|
С понурыми головами, с вытянутыми печальными лицами собрались паны в палатку
Потоцкого. Потоцкий стоял поодаль с Чарнецким и о чем-то горячо разговаривал. В
кучке панов шли тоже оживленные споры.
- Не стоит нам стоять в бездействии, надо ударить на них, смять и не давать
оправиться, - говорили одни.
- Вы не знаете казаков, - возражали другие, - невозможно штурмовать казацкий
лагерь без пехоты. А где она у нас?
- Я уверен, что эти низкие хлопы боятся нас, - заметил какой-то длинный шляхтич.
- Вот уже второй день, как они не выходят из своей засады. Вытравить бы их
оттуда, как диких зверей, да и перебить всех.
- Казаки хитры, - возражали ему, - какая им нужда покидать укрепление.
Посмотрите, как прочно установили они свои возы; они выждут, когда мы на них
бросимся, потом и устроят нам какую-нибудь облаву...
Спор был прерван: началось заседание.
Говорили много, говорили все, каждый предлагал свое; но все предложения
оказались неприменимыми к делу. Чарнецкий молча выслушал мнения панов и, когда
все остальные затихли, сам начал речь:
- Правда, панове, - говорил он, - что с изменой барабашевцев всякая надежда на
победу пропала. Силы наши так малы, что нам не выбить казаков из лагеря; но
если мы хорошо укрепимся, то можем долго продержаться. Казаки выбрали не вполне
удобную позицию, нам легко сдерживать их перестрелкой, а тем временем известить
гетмана об измене казаков и просить его прислать побольше пехоты; ее нам,
действительно, недостает.
Все согласились с мнением Чарнецкого и тотчас же составили письмо к гетману.

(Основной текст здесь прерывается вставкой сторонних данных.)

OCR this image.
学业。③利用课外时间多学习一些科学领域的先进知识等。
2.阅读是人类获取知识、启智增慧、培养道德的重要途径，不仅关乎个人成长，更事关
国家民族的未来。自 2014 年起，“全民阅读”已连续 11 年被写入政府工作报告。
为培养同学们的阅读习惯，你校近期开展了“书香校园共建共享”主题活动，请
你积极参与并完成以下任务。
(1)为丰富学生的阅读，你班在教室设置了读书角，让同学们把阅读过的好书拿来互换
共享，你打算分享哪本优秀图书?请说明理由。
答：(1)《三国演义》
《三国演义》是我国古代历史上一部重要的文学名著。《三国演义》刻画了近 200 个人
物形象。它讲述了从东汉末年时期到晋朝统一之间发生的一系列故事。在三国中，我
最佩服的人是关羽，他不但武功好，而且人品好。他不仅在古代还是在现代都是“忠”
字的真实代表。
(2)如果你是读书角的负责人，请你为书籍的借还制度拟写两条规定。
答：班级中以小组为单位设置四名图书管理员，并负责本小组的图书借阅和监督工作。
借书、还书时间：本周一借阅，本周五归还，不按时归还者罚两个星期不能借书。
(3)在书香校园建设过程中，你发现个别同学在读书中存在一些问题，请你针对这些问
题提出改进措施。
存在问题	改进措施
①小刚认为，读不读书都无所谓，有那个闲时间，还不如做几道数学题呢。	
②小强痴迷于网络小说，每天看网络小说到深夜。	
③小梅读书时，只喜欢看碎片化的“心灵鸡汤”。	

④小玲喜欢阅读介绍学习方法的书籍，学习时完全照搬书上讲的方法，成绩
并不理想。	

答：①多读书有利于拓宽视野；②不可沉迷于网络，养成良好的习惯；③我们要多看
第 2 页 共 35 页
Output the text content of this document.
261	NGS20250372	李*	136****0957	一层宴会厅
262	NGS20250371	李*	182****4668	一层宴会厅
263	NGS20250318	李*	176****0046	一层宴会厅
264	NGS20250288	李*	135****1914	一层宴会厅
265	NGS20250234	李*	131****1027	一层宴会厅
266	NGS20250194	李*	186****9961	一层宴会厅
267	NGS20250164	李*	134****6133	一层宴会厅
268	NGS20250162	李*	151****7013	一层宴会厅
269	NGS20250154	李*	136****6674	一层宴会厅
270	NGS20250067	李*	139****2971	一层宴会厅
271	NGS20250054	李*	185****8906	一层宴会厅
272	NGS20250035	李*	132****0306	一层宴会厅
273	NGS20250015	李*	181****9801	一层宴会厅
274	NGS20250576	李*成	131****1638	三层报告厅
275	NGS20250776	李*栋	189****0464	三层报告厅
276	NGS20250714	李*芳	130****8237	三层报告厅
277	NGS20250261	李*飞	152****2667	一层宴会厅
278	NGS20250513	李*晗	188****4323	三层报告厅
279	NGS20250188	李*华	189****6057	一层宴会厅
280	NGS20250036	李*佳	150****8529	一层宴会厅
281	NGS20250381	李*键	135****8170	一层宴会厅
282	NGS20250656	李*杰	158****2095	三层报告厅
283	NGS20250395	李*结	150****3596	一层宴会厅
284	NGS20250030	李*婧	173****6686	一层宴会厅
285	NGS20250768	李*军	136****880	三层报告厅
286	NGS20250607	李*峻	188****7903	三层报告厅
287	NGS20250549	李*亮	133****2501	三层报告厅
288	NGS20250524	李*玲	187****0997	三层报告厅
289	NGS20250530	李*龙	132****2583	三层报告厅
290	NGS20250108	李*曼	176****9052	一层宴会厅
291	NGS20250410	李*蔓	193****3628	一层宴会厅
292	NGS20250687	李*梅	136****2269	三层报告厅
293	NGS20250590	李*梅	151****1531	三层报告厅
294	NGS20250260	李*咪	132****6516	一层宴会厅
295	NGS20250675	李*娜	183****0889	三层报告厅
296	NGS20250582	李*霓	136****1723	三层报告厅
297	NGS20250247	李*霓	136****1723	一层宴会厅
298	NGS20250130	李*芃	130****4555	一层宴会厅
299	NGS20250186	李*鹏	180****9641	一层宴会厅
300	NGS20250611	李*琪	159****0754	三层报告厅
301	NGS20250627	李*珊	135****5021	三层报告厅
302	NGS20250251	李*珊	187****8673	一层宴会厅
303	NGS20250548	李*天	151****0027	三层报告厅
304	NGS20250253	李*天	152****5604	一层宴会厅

- Я предлагаю послать Яцка Райского, - сказал Шемберк. - Он ловок и расторопен,
проскользнет, как угорь.
Яцка послали. Стали готовиться к переходу за Желтые воды. Переправа заняла
довольно много времени. Особенное затруднение представлял обоз, состоявший из
бесчисленных возов со всякой кладью. Паны тащили с собой в поход посуду, платье,
провизию, точно они отправлялись не в поход, а на пиршество. При переправе
многочиленная прислуга бранилась, суетилась, толкалась около возов, каждый
спешил перевезти свое, никто не слушался. Наконец понемногу все переправили,
возы установили четырехугольником, а кругом за версту насыпали вал и поставили
на него пушки.
Хмельницкий дал полякам вполне устроиться. Казаки несколько раз порывались
ударить на врага, но он их удерживал. Табор подвинули к самым Желтым водам, и
начали перестрелку. Поляки усердно обстреливали казацкий лагерь из пушек, но
Богдан запретил отвечать им сильным огнем: в его расчеты входило дать полякам
набраться храбрости.
- Что же, батько, долго мы будем стоять, опустя руки? - недовольным тоном
спрашивал его Ивашко.
- А тебе бы, небось, поскорее в бой хотелось? - шутливо проговорил Богдан. -
Поспеешь еще... Если же тебе хочется дела, то вот тебе и поручение. Видишь
болото? За этим болотом стоит Тугай-бей.
- Как? - удивился Ивашко. - Болото это за потоком, а Тугай-бей стоял у нас в
тылу.
- Прозевал, хлопец! - засмеялся Богдан. - Пока поляки переправлялись, и татарин
не дремал, переправился тоже. Теперь он у них по соседству, только медлит,
проклятый, хитер. Скачи к нему и скажи от моего имени, чтобы он нападал на
ляхов с тылу врасплох, тогда и мы приударим на них. Будет отнекиваться, скажи,
что без его помощи казаки битвы начать не могут. Да скачи в объезд, переправа
там за болотом удобная.
- Хорошо, батько! - проговорил Ивашко.
Он быстро вскочил на коня и помчался в степь. Долго Богдан ждал его, прошел и
полдень, а Ивашка нет, как нет.
- Ой, не случилось ли с хлопцем беды? - говорил Богдан окружавшим его казацким
атаманам.
- Что нам его ждать с ответом? Быть может и в самом деле не воротится, -
говорили те, - а мы тут сиди. Пусти нас на ляхов, приударим на них со всех
сторон, окружим, сомнем, а татары пусть их добивают.